Hi, everyone again.I think that for now I did realized some basic theory for classical and orchestral music, and I can create nice melodies, with nice chord progression.
I do it on piano pretty good, even thought my melodies are stil childish sounding, or they are to mellow, whatsoever, I would like to read some book about instruments for orchestral music.

I discovered that this is the thing that breaks me now, I just openned my project, where I had trombones playing melody, than horns octave up playing melody, and again violins 1 octave up from horns playing melody.
All patches are sustain imm, as I really don't like legato mieow sound while overlaping notes.

So, yeah, I discovered if I mute violins 1, I get better sound, and it comes to my head, that I actually have no idea about doubling instruments, as you can see i doubled trombones with horns on octave up, which is good i know it, but than i put violins up from that, which for some reason destroyed overal sound and added mudiness to my track.

I also have cellos playing accents with syncopated notes, basses playing accents, violins 2 playing lower octave than violins 1, and violins 2 do play zig-zag melody. (those patches are spiccato).
And of course on all this i have percussions, and I have violas, which are playign some similar but again not the same melody as the main one, and violas are pretty silent to just add some harmonic richness into the track.

__
https://soundcloud.com/jmser%2Forc

Now, when you know my problem, what book would you recommend to me.
I don't need some to teach me how to bow on violin, or is piccolo root note F, or french horn is B, Clarinet B, not that but rather something whats about my problem of doubling and "octaving" instruments.

So, yeah, please anyone can recommend anything, and if you need more details ask me.


----------



## EdwardBast

Look in the references section of this Wikipedia page for texts on orchestration.

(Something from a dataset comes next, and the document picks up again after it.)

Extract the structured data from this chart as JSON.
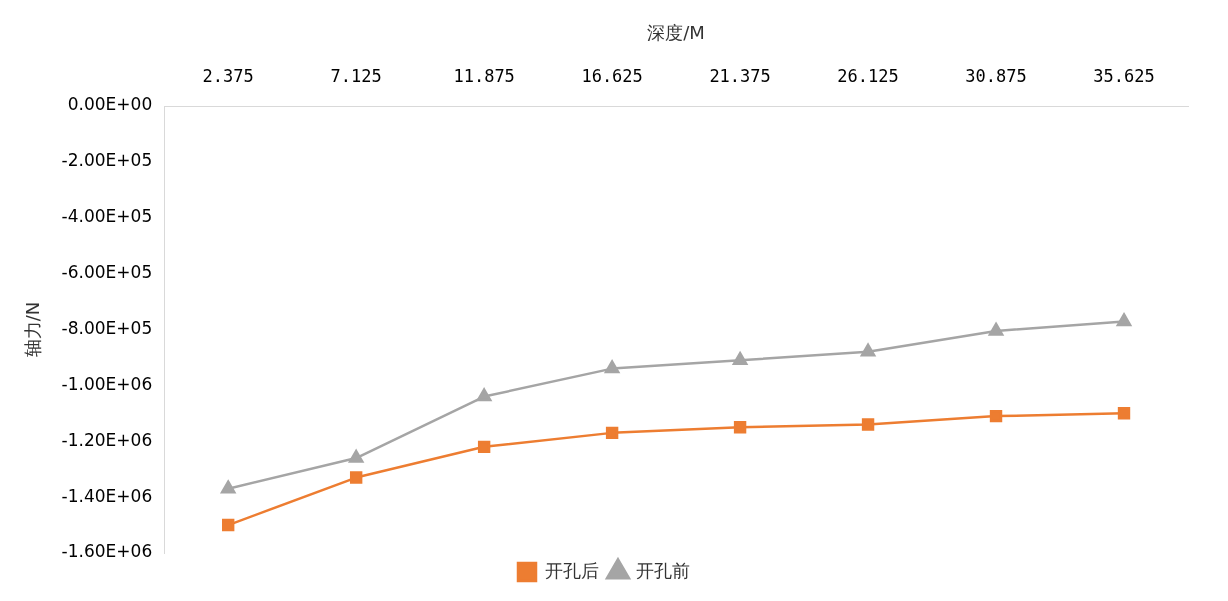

I own the Piston and Kennan books and have looked at the 19thc texts.

https://en.wikipedia.org/wiki/Orchestration

Beyond that, the secret is to study scores. Choose composers whose orchestration you admire and study what they do.


----------



## Heck148

As a general rule - unison and octave 2bling will thicken the texture, and may make it way too muddy and unclear.
not to say that you can't do it, but do not go overboard...BTW, Schoenberg, a very fine orchestrator purposely avoided octave 2bling whenever he could - he didn't want an excessively thick texture.


----------